Authentication Service

Need to integrate user logins to new authentication service? e.g. using LDAP, OAuth, Openid, Mongo, or ZODB to source user credentials.

There are 4 facilities of which 2 are optional:

  • User provider, required
  • User resolver, required
  • Password changer, optional
  • User searcher, optional

Example

You can find an “in-memory” user provider in examples/auth_provider.py

User provider

A Principal (User) must have at least 3 attributes:

  • user.uri, which must be resolvable to the User model
  • user.login, which is identifier such as email
  • user.name, human readable user name

The Provider class provides 2 methods:

  • authenticate, which takes a mapping {‘login’:’user’, ‘password’:’pw’}
  • get_principal_bylogin, which takes a login string and returns User

You register a Provider by calling ptah.register_auth_provider and provide a uri scheme and instance.

User resolver

Resolvers in Ptah are the way we indirect lookup between components. For instance, instead of storing the primary key of the user for say, the ptah.cms.node.Owner field; we make that a string and store a URI. URIs can be resolved into a object.

This code registeres a function which returns a object given a URI:

@ptah.register_uri_resolver('user+crowd', 'Crowd principal resolver')
def getPrincipal(uri):
    return User.get(uri)

Any uri prefixed with ‘user+crowd’ will be sent to this function, getPrincipal. For instance, uri.resolve(‘user+crowd:bob’) would be sent to getPrincipal to return a Principal with that uri.

Password changer

A function which is responsible for changing a user’s password. An example:

ptah.pwd_tool.register_password_changer('user+crowd', change_pw)
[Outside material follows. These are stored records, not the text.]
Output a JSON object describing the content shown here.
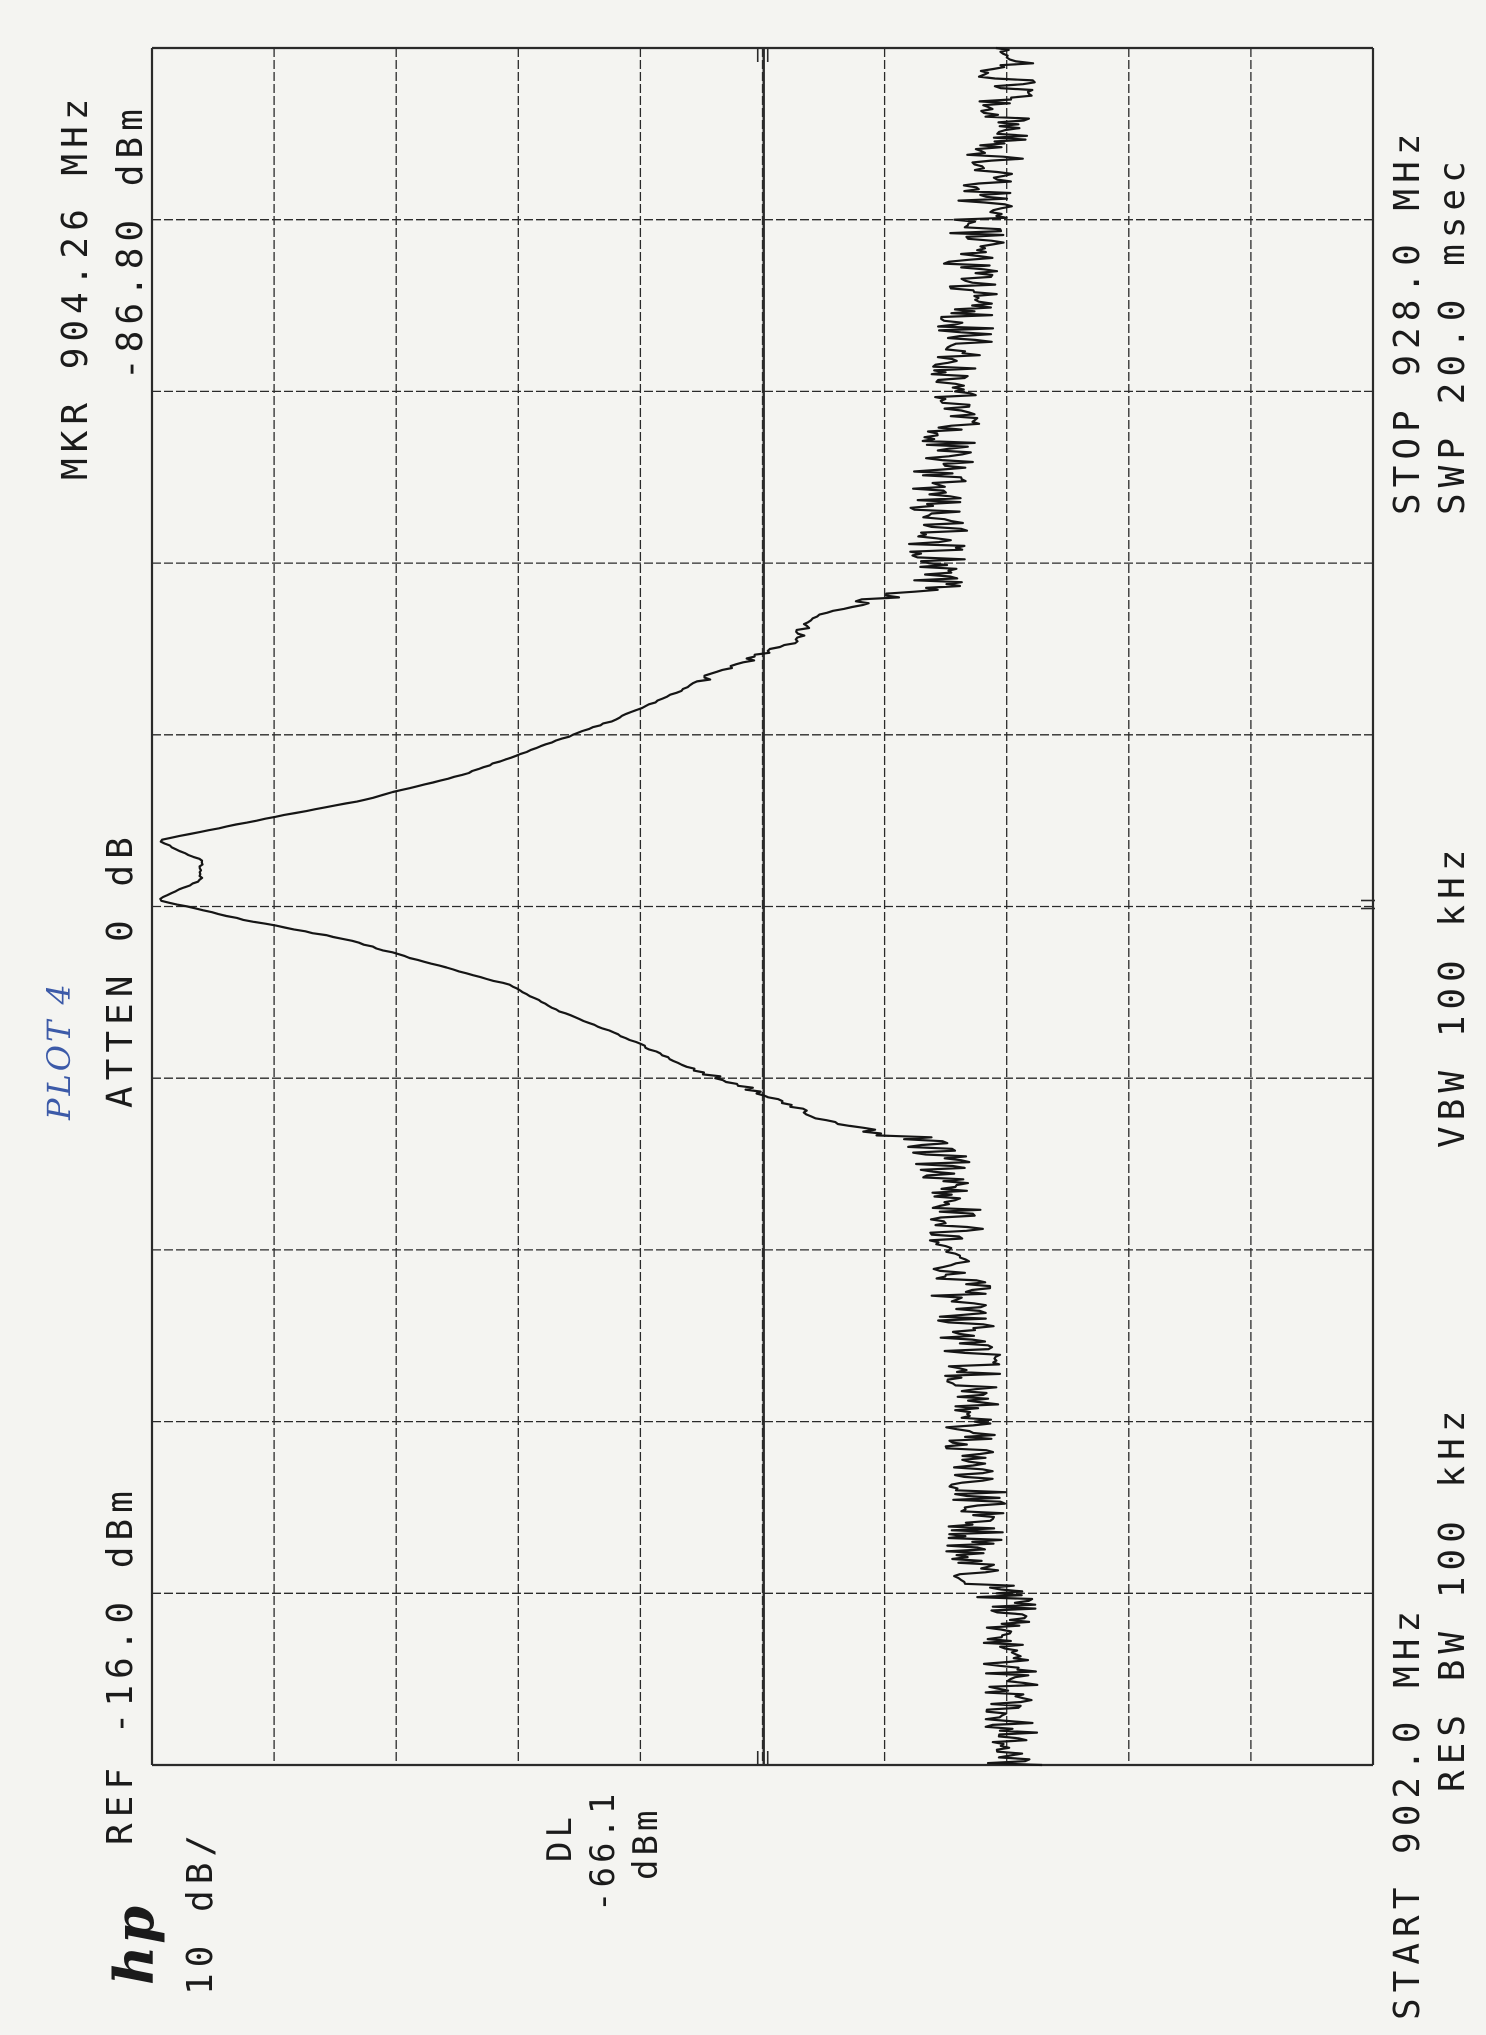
{
  "header": {
    "ref_level": "REF -16.0 dBm",
    "attenuation": "ATTEN 0 dB",
    "marker_freq": "MKR 904.26 MHz",
    "marker_level": "-86.80 dBm",
    "scale": "10 dB/",
    "display_line_label": "DL",
    "display_line_value": "-66.1",
    "display_line_unit": "dBm"
  },
  "footer": {
    "start": "START 902.0 MHz",
    "res_bw": "RES BW 100 kHz",
    "vbw": "VBW 100 kHz",
    "stop": "STOP 928.0 MHz",
    "sweep": "SWP 20.0 msec"
  },
  "logo_text": "hp",
  "handwritten_note": "PLOT 4",
  "colors": {
    "trace": "#151515",
    "grid": "#2a2a2a",
    "paper": "#f4f4f1",
    "note_ink": "#3c5aa8"
  },
  "chart_data": {
    "type": "line",
    "xlim": [
      902.0,
      928.0
    ],
    "ylim": [
      -116.0,
      -16.0
    ],
    "ref_level_dbm": -16.0,
    "db_per_div": 10,
    "display_line_dbm": -66.1,
    "marker": {
      "freq_mhz": 904.26,
      "level_dbm": -86.8
    },
    "grid": true,
    "series": [
      {
        "x": [
          902.0,
          902.6,
          903.2,
          903.8,
          904.26,
          904.6,
          905.0,
          905.6,
          906.2,
          906.8,
          907.4,
          908.0,
          908.6,
          909.0,
          909.4,
          909.8,
          910.2,
          910.6,
          911.0,
          911.4,
          911.8,
          912.2,
          912.6,
          913.0,
          913.4,
          913.8,
          914.2,
          914.5,
          914.8,
          915.1,
          915.4,
          915.7,
          916.0,
          916.3,
          916.6,
          917.0,
          917.4,
          917.8,
          918.2,
          918.6,
          919.0,
          919.4,
          919.8,
          920.4,
          921.0,
          921.6,
          922.2,
          922.8,
          923.4,
          924.0,
          924.6,
          925.2,
          925.8,
          926.4,
          927.0,
          927.6,
          928.0
        ],
        "y": [
          -86.5,
          -86.3,
          -86.4,
          -86.0,
          -86.8,
          -85.8,
          -82.5,
          -83.5,
          -83.7,
          -83.4,
          -83.0,
          -83.2,
          -82.9,
          -82.2,
          -82.3,
          -82.1,
          -82.0,
          -81.9,
          -80.8,
          -80.0,
          -70.5,
          -65.5,
          -59.5,
          -55.0,
          -49.5,
          -45.5,
          -37.5,
          -32.0,
          -23.5,
          -16.5,
          -20.0,
          -20.0,
          -16.5,
          -24.5,
          -33.0,
          -41.5,
          -47.5,
          -53.5,
          -58.5,
          -63.0,
          -68.5,
          -70.0,
          -80.0,
          -80.3,
          -80.5,
          -80.8,
          -81.2,
          -82.0,
          -82.3,
          -82.7,
          -83.0,
          -83.5,
          -84.5,
          -85.0,
          -85.6,
          -86.0,
          -86.2
        ]
      }
    ]
  }
}
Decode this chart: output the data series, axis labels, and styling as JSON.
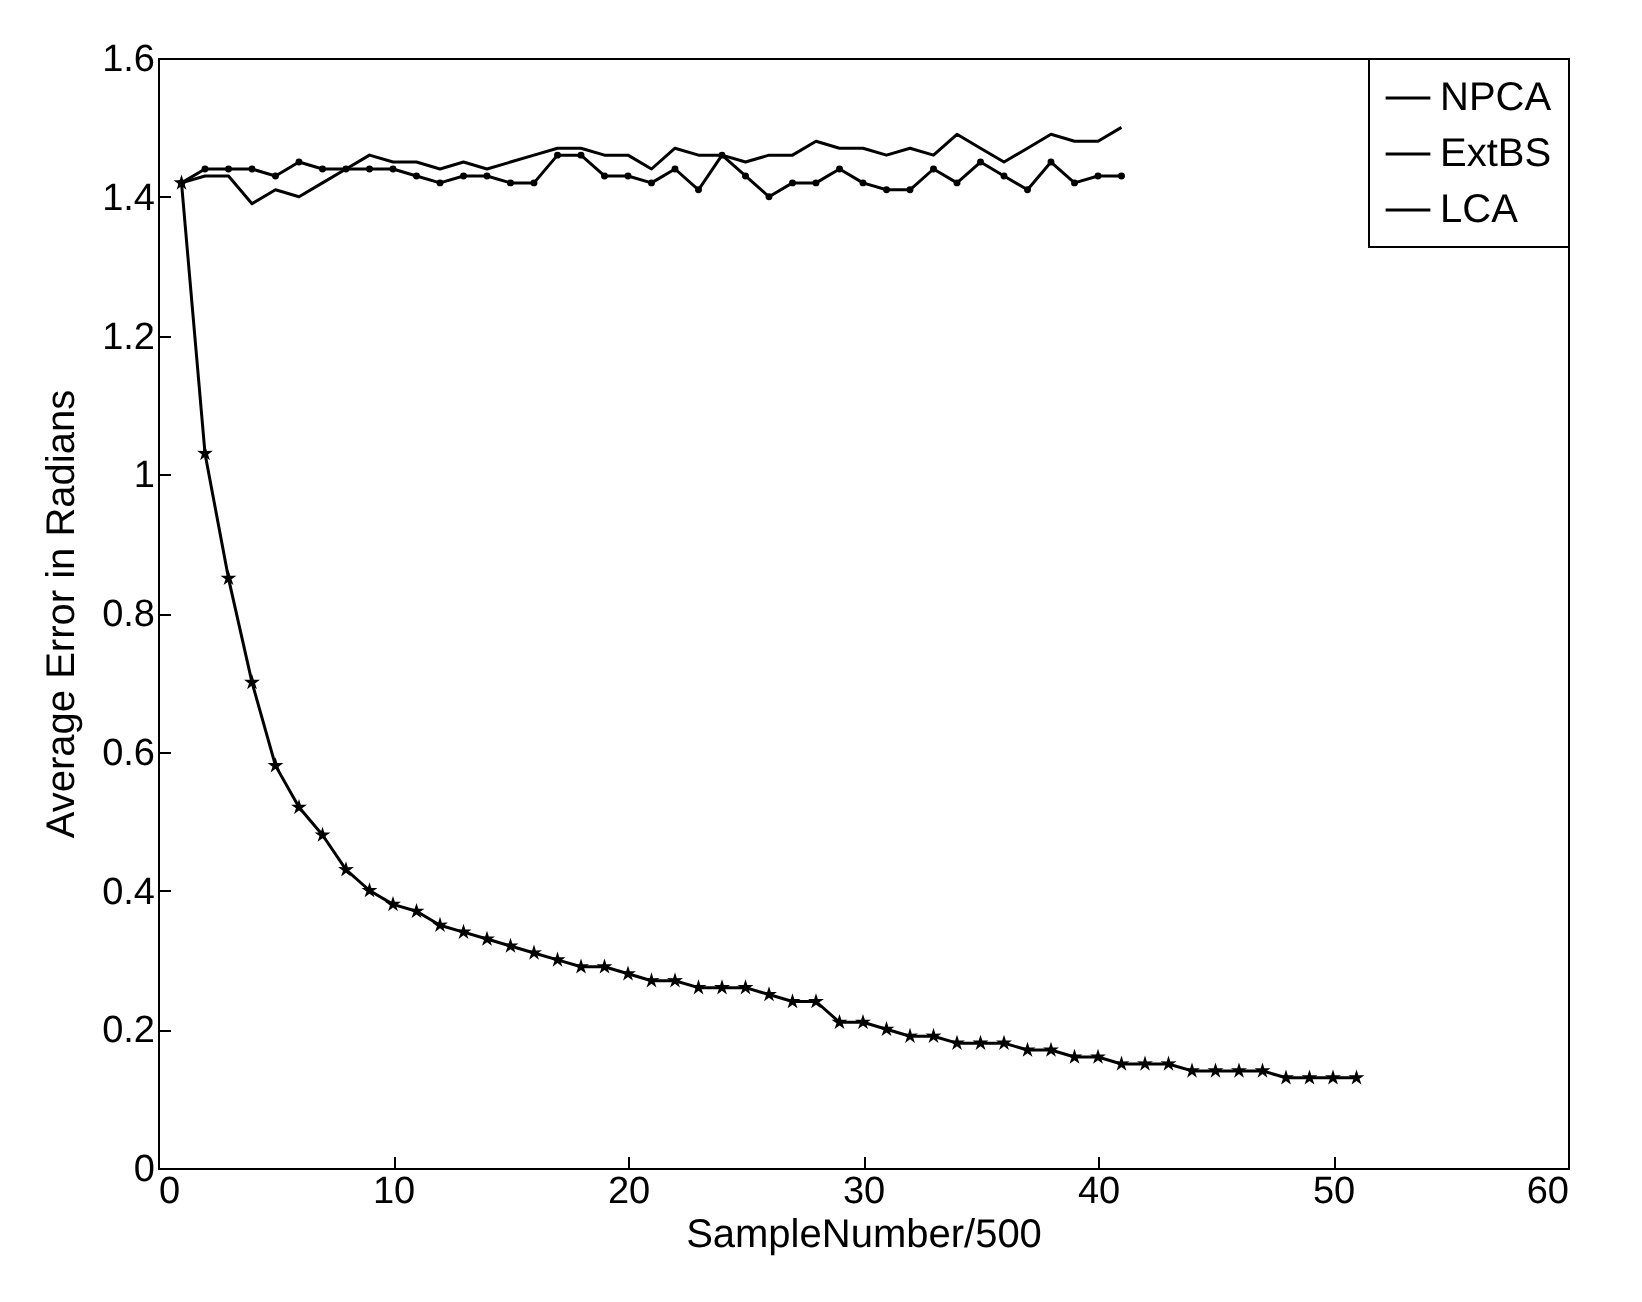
{
  "chart_data": {
    "type": "line",
    "xlabel": "SampleNumber/500",
    "ylabel": "Average Error in Radians",
    "x": [
      1,
      2,
      3,
      4,
      5,
      6,
      7,
      8,
      9,
      10,
      11,
      12,
      13,
      14,
      15,
      16,
      17,
      18,
      19,
      20,
      21,
      22,
      23,
      24,
      25,
      26,
      27,
      28,
      29,
      30,
      31,
      32,
      33,
      34,
      35,
      36,
      37,
      38,
      39,
      40,
      41,
      42,
      43,
      44,
      45,
      46,
      47,
      48,
      49,
      50,
      51
    ],
    "series": [
      {
        "name": "NPCA",
        "color": "#000000",
        "marker": "none",
        "values": [
          1.42,
          1.43,
          1.43,
          1.39,
          1.41,
          1.4,
          1.42,
          1.44,
          1.46,
          1.45,
          1.45,
          1.44,
          1.45,
          1.44,
          1.45,
          1.46,
          1.47,
          1.47,
          1.46,
          1.46,
          1.44,
          1.47,
          1.46,
          1.46,
          1.45,
          1.46,
          1.46,
          1.48,
          1.47,
          1.47,
          1.46,
          1.47,
          1.46,
          1.49,
          1.47,
          1.45,
          1.47,
          1.49,
          1.48,
          1.48,
          1.5,
          null,
          null,
          null,
          null,
          null,
          null,
          null,
          null,
          null,
          null
        ]
      },
      {
        "name": "ExtBS",
        "color": "#000000",
        "marker": "circle",
        "values": [
          1.42,
          1.44,
          1.44,
          1.44,
          1.43,
          1.45,
          1.44,
          1.44,
          1.44,
          1.44,
          1.43,
          1.42,
          1.43,
          1.43,
          1.42,
          1.42,
          1.46,
          1.46,
          1.43,
          1.43,
          1.42,
          1.44,
          1.41,
          1.46,
          1.43,
          1.4,
          1.42,
          1.42,
          1.44,
          1.42,
          1.41,
          1.41,
          1.44,
          1.42,
          1.45,
          1.43,
          1.41,
          1.45,
          1.42,
          1.43,
          1.43,
          null,
          null,
          null,
          null,
          null,
          null,
          null,
          null,
          null,
          null
        ]
      },
      {
        "name": "LCA",
        "color": "#000000",
        "marker": "star",
        "values": [
          1.42,
          1.03,
          0.85,
          0.7,
          0.58,
          0.52,
          0.48,
          0.43,
          0.4,
          0.38,
          0.37,
          0.35,
          0.34,
          0.33,
          0.32,
          0.31,
          0.3,
          0.29,
          0.29,
          0.28,
          0.27,
          0.27,
          0.26,
          0.26,
          0.26,
          0.25,
          0.24,
          0.24,
          0.21,
          0.21,
          0.2,
          0.19,
          0.19,
          0.18,
          0.18,
          0.18,
          0.17,
          0.17,
          0.16,
          0.16,
          0.15,
          0.15,
          0.15,
          0.14,
          0.14,
          0.14,
          0.14,
          0.13,
          0.13,
          0.13,
          0.13
        ]
      }
    ],
    "xlim": [
      0,
      60
    ],
    "xticks": [
      0,
      10,
      20,
      30,
      40,
      50,
      60
    ],
    "ylim": [
      0,
      1.6
    ],
    "yticks": [
      0,
      0.2,
      0.4,
      0.6,
      0.8,
      1,
      1.2,
      1.4,
      1.6
    ],
    "grid": false,
    "legend": "top right",
    "line_style": "solid"
  }
}
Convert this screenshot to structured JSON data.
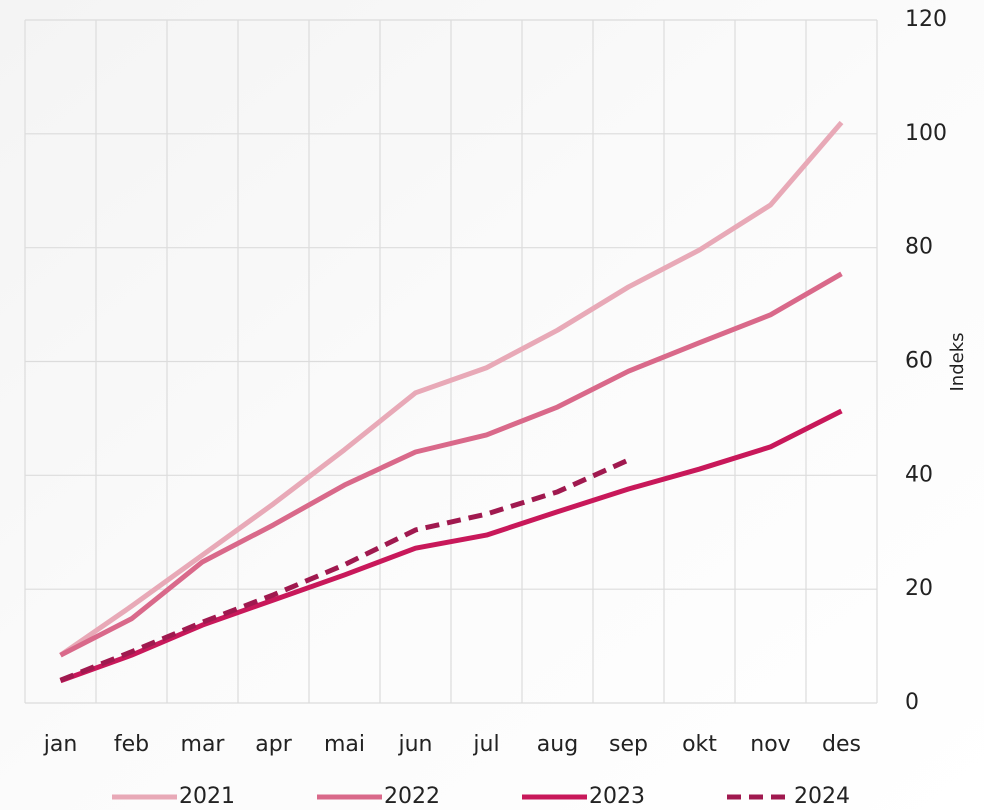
{
  "chart_data": {
    "type": "line",
    "categories": [
      "jan",
      "feb",
      "mar",
      "apr",
      "mai",
      "jun",
      "jul",
      "aug",
      "sep",
      "okt",
      "nov",
      "des"
    ],
    "y_label": "Indeks",
    "ylim": [
      0,
      120
    ],
    "yticks": [
      0,
      20,
      40,
      60,
      80,
      100,
      120
    ],
    "y_axis_side": "right",
    "grid": true,
    "legend": "bottom",
    "series": [
      {
        "name": "2021",
        "color": "#e8a9b7",
        "style": "solid",
        "values": [
          8.4,
          17,
          26,
          35,
          44.5,
          54.5,
          58.9,
          65.5,
          73.1,
          79.6,
          87.5,
          102
        ]
      },
      {
        "name": "2022",
        "color": "#d9698a",
        "style": "solid",
        "values": [
          8.4,
          14.8,
          24.8,
          31.3,
          38.3,
          44.1,
          47.1,
          52,
          58.3,
          63.3,
          68.2,
          75.4
        ]
      },
      {
        "name": "2023",
        "color": "#c8185a",
        "style": "solid",
        "values": [
          3.9,
          8.4,
          13.7,
          18.1,
          22.5,
          27.2,
          29.5,
          33.6,
          37.6,
          41.1,
          45,
          51.3
        ]
      },
      {
        "name": "2024",
        "color": "#a0194f",
        "style": "dashed",
        "values": [
          4,
          9,
          14.2,
          19,
          24.3,
          30.4,
          33.2,
          37.1,
          42.7,
          null,
          null,
          null
        ]
      }
    ]
  }
}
Password changer is optional.

Principal searcher

A function which accepts a string and returns a iterator. This is registered with URI scheme and function:

import ptah
ptah.register_principal_searcher('user+crowd', search)

Superuser

There is another authentication service, ptah+auth which provides a sole superuser Principal. The name is superuser. It is a special Principal. You can not login with this Prinipcal. It is useful for integration tests.